Hit by decline in their business due to the direct procurement, the pulses traders and millers in Kalburgi and Bidar, the main growing region in Karnataka, have urged the government to implement the price deficiency payment scheme (PDPS) or Bhavantar yojana for purchase of tur (red gram) from farmers.

Such a move, traders claimed would benefit the Government in terms of lower costs and reduced payout, while helping the trade and millers in terms of generating some business. Millers said the Government could avoid the additional handling, storing and managing costs by involving them in the procurement through PDPS. The state had recently implemented a PDPS in procuring onions.

The Kalburgi region is the largest producer of pulses -- mainly toor and the procurement is set to begin soon.

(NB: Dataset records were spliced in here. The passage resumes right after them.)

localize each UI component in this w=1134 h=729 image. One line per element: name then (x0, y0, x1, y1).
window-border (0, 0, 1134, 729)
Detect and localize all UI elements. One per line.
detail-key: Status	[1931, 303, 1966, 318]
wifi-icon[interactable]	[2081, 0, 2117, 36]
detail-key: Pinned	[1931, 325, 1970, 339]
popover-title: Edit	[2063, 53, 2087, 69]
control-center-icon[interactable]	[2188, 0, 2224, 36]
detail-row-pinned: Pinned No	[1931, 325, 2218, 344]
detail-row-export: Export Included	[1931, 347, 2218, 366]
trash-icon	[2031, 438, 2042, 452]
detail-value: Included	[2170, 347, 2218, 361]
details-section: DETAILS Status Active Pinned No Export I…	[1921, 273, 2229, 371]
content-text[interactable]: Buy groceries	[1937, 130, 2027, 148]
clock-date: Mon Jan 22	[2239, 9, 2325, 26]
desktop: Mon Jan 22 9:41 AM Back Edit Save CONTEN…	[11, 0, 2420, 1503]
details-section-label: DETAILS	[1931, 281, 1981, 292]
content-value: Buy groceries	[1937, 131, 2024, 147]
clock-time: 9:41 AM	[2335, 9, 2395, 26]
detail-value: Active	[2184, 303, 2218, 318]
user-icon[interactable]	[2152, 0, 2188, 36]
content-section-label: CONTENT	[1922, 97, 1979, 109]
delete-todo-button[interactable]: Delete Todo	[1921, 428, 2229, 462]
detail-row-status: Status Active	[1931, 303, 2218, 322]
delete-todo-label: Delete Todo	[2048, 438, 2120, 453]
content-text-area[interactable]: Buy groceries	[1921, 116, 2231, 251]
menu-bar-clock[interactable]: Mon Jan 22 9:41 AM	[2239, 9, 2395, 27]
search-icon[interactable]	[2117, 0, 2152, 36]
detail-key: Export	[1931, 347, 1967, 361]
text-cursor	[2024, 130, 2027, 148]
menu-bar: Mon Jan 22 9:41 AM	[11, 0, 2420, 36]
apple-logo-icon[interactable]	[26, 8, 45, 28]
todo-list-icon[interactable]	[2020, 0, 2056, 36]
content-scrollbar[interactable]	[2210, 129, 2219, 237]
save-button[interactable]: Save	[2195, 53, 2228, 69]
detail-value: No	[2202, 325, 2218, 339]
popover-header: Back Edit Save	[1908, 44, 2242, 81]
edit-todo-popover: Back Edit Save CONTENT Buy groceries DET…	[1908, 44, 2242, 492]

Traders said direct purchase by state agencies has weaned away their business and that the introduction of PDPS would help them stay in the trade. On Monday, hundreds of traders and millers in Kalaburgi and Bidar district staged a protest demanding the introduction of PDPS in toor procurement this season.

Under Bhavaantar or PDPS, the government has to pay only the difference between the market price and the minimum support price to the farmers. Despite a poor crop this year on account of erratic weather, the modal prices of tur are currently ruling at around ₹4,500 levels, below the MSP of ₹5,675 per quintal announced by the Centre. Karnataka is paying a bonus of ₹425 per quintal making the total payout at ₹6100. It has set a quantity restriction of 10 quintals per farmer. There are over 400 processing mills and more number of traders dependent on the pulses trade in the region.